The top Washington photographer for the Associated Press (AP) told a judge on Thursday the White House’s ban on its staffers was crippling the outlet.
“It’s hurting us big time,” AP photographer Evan Vucci said during a court hearing Thursday, according to CNN. “We’re basically dead in the water on major news stories.”
In February, the Trump administration barred the AP from the White House press pool and Air Force One over its decision to use “Gulf of Mexico” even after President Donald Trump changed the name to “Gulf of America,” which the organization said was necessary to cater to its global audience.
In response, the AP filed suit against White House Chief of Staff Susie Wiles, Deputy Chief of Staff Trevor Budowich, and Press Secretary Karoline Leavitt.
Vucci said during Thursday’s hearing that the AP had to rely on a foreign photographer with less experience to cover Trump’s contentious meeting with Ukrainian President Volodymyr Zelensky.
“We just absolutely got slammed in the play,” Vucci said, according to CNN. “We got destroyed.”

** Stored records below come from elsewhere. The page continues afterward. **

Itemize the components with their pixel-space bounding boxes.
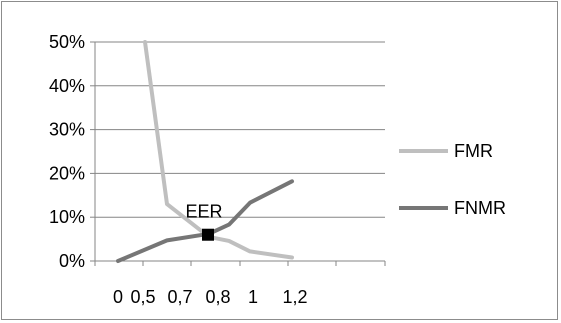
y-tick-label: 30%	[49, 120, 85, 140]
axes	[90, 41, 386, 266]
x-tick-label: 1,2	[282, 287, 307, 307]
x-tick-label: 0	[113, 287, 123, 307]
y-tick-label: 20%	[49, 163, 85, 183]
x-tick-label: 1	[248, 287, 258, 307]
x-tick-label: 0,8	[205, 287, 230, 307]
series-line-fnmr	[116, 179, 294, 263]
legend-label-fnmr: FNMR	[454, 198, 506, 218]
series-lines	[116, 40, 294, 263]
y-tick-label: 10%	[49, 207, 85, 227]
y-tick-label: 0%	[59, 251, 85, 271]
x-tick-label: 0,7	[167, 287, 192, 307]
legend: FMR FNMR	[399, 141, 506, 218]
series-line-fmr	[143, 40, 294, 260]
markers	[202, 228, 214, 241]
grid-lines	[95, 41, 385, 218]
y-tick-label: 40%	[49, 76, 85, 96]
x-tick-label: 0,5	[130, 287, 155, 307]
eer-marker	[202, 228, 214, 241]
y-tick-label: 50%	[49, 32, 85, 52]
legend-label-fmr: FMR	[454, 141, 493, 161]
tick-labels: 0% 10% 20% 30% 40% 50% 0 0,5 0,7 0,8 1 1,2 EER	[49, 32, 308, 307]
eer-label: EER	[185, 202, 222, 222]
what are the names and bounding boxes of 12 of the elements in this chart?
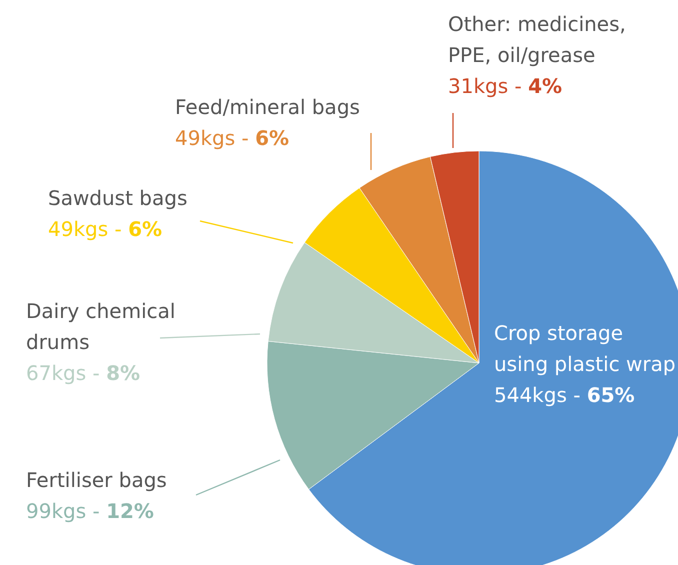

Vucci was the photographer who took the widely circulated photograph of Trump after last year’s assassination attempt in Butler, Pennsylvania.

Vucci also cast doubt on Thursday on Budowich’s assertion in a sworn declaration this week that the White House has laid out a detailed process for choosing which outlets are included in the daily press pool.
“There’s no rhyme or reason,” he said. “I don’t think anyone knows.”
The AP’s photos reach 4 billion people across the globe, Vucci noted in his testimony.
“Associated Press photographers are the gold standard,” he said. “It’s awful.”
Under questioning by a Justice Department attorney, Vucci couldn’t say whether the AP was harmed financially by the weekslong ban, saying that did not fall under his purview.
Zeke Miller, the AP’s chief White House correspondent, testified that he believed reporters from other outlets were “softening” their questions to the White House in light of the ban on AP staffers.
Since it is their pool reports the AP is now forced to rely on, Miller said, he didn’t know what may end up omitted from their recaps.
“We don’t know what we’re missing out on,” he said, according to CNN.
AP executive editor Julie Pace wrote in a Wall Street Journal op-ed on Wednesday that the ban represented a larger quest by the government to censor free speech.
“For anyone who thinks the Associated Press’s lawsuit against President Trump’s White House is about the name of a body of water, think bigger,” she wrote. “It’s really about whether the government can control what you say.”